Pakistan hangs 'teen' convict
Pakistan yesterday executed a man convicted of killing a child, brushing aside a storm of protests from rights groups that his confession had been extracted by torture and he was a minor at the time of the crime.
Shafqat Hussain was hanged shortly before dawn at a jail in Karachi for killing a seven-year-old boy in the city in 2004, his brother and a prison official told AFP.
The case raised grave international concern, drawing protests from the United Nations, as his lawyers and family said he was only 15 at the time of the killing and was tortured into making a false confession.
In Muzaffarabad, the main town of the Pakistani administered part of Kashmir, his family was distraught.
"Why did they hang my innocent brother, only because we were poor?" said his sister Sumaira Bibi, beating her chest and weeping.
His mother Makhni Begum, looked glassy-eyed, stunned by the news of the execution after seeing her son reprieved from the gallows four times since January.

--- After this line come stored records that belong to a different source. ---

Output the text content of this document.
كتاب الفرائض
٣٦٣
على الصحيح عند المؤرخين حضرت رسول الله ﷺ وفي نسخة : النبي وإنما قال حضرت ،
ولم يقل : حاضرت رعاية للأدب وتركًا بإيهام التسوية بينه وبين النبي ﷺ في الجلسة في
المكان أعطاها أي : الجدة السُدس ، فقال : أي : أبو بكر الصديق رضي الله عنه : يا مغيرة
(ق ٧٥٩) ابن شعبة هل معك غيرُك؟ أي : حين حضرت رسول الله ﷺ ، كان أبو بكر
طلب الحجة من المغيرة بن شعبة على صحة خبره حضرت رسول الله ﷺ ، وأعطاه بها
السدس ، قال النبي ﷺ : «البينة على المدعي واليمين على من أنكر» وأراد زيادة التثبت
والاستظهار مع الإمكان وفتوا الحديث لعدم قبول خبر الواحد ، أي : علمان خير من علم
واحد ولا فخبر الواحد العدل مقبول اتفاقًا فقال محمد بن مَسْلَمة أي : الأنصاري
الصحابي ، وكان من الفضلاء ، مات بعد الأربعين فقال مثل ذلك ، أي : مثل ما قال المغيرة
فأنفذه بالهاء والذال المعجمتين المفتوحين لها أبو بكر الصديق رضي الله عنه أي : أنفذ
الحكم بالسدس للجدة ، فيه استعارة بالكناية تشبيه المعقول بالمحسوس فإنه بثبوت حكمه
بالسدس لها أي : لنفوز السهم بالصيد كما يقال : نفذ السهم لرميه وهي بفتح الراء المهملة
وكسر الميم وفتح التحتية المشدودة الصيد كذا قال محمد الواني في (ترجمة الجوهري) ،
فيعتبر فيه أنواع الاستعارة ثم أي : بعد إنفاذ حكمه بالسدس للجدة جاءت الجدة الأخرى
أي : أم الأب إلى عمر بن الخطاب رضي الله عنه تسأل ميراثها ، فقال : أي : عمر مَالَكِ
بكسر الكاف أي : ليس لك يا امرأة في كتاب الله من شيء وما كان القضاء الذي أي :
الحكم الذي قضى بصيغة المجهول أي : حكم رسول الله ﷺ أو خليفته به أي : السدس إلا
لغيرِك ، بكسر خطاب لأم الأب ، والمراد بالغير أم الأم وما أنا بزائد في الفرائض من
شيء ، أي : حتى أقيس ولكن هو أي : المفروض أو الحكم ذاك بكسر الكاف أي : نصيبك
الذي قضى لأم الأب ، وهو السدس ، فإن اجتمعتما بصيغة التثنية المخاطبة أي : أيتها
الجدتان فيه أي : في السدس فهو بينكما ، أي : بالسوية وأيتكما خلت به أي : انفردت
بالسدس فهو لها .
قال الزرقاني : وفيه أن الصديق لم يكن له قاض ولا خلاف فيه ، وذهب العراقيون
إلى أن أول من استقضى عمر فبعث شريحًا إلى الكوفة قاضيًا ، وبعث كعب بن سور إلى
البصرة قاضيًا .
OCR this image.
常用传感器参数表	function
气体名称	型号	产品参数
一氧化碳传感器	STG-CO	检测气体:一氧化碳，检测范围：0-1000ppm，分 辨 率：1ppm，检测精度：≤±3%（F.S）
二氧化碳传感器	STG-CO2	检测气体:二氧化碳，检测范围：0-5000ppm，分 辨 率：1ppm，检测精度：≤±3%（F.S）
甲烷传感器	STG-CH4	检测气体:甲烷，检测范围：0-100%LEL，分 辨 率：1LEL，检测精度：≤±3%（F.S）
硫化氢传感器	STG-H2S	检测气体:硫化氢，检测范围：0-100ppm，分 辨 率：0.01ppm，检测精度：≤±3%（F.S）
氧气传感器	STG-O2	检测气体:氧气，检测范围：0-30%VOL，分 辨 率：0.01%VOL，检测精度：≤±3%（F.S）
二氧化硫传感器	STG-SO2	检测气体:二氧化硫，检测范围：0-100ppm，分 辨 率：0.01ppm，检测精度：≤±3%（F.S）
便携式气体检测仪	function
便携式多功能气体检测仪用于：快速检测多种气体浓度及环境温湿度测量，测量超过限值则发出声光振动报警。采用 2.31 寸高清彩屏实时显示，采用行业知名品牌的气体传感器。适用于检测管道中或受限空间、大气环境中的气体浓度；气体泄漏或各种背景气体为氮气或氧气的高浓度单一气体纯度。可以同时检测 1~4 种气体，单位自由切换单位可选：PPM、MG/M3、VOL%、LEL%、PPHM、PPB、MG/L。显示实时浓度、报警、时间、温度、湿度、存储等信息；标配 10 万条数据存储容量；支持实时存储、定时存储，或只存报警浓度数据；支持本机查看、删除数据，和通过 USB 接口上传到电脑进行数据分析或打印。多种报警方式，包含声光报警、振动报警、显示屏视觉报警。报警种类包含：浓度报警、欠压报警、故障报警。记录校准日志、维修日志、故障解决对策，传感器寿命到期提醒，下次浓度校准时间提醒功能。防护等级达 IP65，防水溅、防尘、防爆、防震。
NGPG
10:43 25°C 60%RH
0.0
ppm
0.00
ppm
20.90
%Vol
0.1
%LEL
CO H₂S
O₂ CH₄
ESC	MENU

"We can't do anything but they (executioners) will face Allah on the day of judgement," she said.
United Nations rights experts said Hussain's trial "fell short of international standards" and urged Pakistan not to hang him without investigating the torture claims, as well as his age.
Hussain was originally due to face the gallows in January but won four stays of execution as his lawyers fought to prove he was under 18 at the time of the offence and could therefore not be executed under Pakistani law.
An official probe into his age ruled he was an adult at the time of his conviction -- though the results have not been published officially.
British anti-death penalty campaign group Reprieve said the hanging represented "all that is wrong with Pakistan's race to the gallows", while Amnesty International accused the government of "callous indifference" to human life.